The European companies gradually gained power – first securing a variety of concessions from local courts, then the monopoly rights to trade. This resulted in a decline of the old ports of Surat and Hooghly through which local merchants had operated. Exports from these ports fell dramatically, the credit that had financed the earlier trade began drying up, and the local bankers slowly went bankrupt.

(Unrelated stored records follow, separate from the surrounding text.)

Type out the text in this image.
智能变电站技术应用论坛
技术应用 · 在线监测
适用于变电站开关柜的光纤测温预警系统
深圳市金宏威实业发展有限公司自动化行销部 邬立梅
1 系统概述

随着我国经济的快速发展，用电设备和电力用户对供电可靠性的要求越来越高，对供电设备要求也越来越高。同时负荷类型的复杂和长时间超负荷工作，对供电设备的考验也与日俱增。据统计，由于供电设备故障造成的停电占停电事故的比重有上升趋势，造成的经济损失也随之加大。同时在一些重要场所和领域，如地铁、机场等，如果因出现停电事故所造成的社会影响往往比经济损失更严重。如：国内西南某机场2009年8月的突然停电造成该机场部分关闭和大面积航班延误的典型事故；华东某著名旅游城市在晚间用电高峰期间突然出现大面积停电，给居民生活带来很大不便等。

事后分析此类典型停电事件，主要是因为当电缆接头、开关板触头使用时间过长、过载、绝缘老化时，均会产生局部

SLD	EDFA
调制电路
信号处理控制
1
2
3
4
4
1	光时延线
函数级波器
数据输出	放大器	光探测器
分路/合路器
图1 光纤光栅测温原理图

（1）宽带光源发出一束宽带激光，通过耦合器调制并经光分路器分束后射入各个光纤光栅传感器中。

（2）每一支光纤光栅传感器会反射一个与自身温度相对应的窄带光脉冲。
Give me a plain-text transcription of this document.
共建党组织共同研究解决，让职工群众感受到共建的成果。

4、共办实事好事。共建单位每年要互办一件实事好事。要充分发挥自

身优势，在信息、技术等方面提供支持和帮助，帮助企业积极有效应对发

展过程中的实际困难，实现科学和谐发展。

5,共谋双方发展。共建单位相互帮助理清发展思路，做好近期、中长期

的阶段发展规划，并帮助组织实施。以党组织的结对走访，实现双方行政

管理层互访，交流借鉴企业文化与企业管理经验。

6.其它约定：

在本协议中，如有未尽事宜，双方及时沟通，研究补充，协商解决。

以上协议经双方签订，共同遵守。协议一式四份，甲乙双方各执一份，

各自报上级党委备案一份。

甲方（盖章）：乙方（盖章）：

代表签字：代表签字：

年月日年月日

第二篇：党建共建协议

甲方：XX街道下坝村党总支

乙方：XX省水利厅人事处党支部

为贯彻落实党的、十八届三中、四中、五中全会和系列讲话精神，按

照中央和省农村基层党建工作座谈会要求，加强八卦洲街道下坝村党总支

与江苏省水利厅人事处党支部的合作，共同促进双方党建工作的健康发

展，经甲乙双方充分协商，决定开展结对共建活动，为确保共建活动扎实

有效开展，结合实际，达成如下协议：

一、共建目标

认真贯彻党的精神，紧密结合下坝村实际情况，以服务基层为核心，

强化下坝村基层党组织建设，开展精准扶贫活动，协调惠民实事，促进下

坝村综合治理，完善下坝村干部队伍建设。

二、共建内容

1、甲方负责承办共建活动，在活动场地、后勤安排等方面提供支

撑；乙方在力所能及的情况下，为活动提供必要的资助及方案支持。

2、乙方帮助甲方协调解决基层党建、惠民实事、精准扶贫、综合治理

In the last years of the seventeenth century, the gross value of trade that passed through Surat had been Rs 16 million. By the 1740s it had slumped to Rs 3 million. While Surat and Hooghly decayed, Bombay and Calcutta grew. This shift from the old ports to the new ones was an indicator of the growth of colonial power. Trade through the new ports came to be controlled by European companies, and was carried in European ships. While many of the old trading houses collapsed, those that wanted to survive had to now operate within a network shaped by European trading companies.
Before establishing political power in Bengal and Carnatic in the 1760s and 1770s, the East India Company had found it difficult to ensure a regular supply of goods for export. Once the East India Company established political power, it could assert a monopoly right to trade. It proceeded to develop a system of management and control that would eliminate competition, control costs, and ensure regular supplies of cotton and sism goods. This it did through a series of steps.
A weaver at work
(i) The Company tried to eliminate the existing traders and brokers by appointing paid servants called the gumasta to supervise weavers, collect supplies, and examine the quality of cloth.
(ii) It prevented Company weavers from dealing with other buyers by the system of advances. Once an order was placed, the weavers were given loans to purchase the raw material for their production. Those who took loans had to hand over the cloth they produced to the gomastha.
(i) Many weavers had small plots of land which they had earlier cultivated along with weaving, but now they had to lease out the land and devote all their time to weaving.
(ii) In many weaving villages there were reports of clashes between weavers and gomasthas. The gomasthas acted arrogantly, marched into villages with sepoys and peons, and punished weavers for delays in supply - often beating and flogging them. The weavers lost the space to bargain for prices and sell to different buyers, and the loans they had accepted tied them to the Company.
(iii) In many places in Carnatic and Bengal, weavers deserted villages and migrated, setting up looms in other villages where they had some family relation. Elsewhere, weavers along with the village traders revolted, began refusing loans, closing down their workshops and taking to agricultural labour.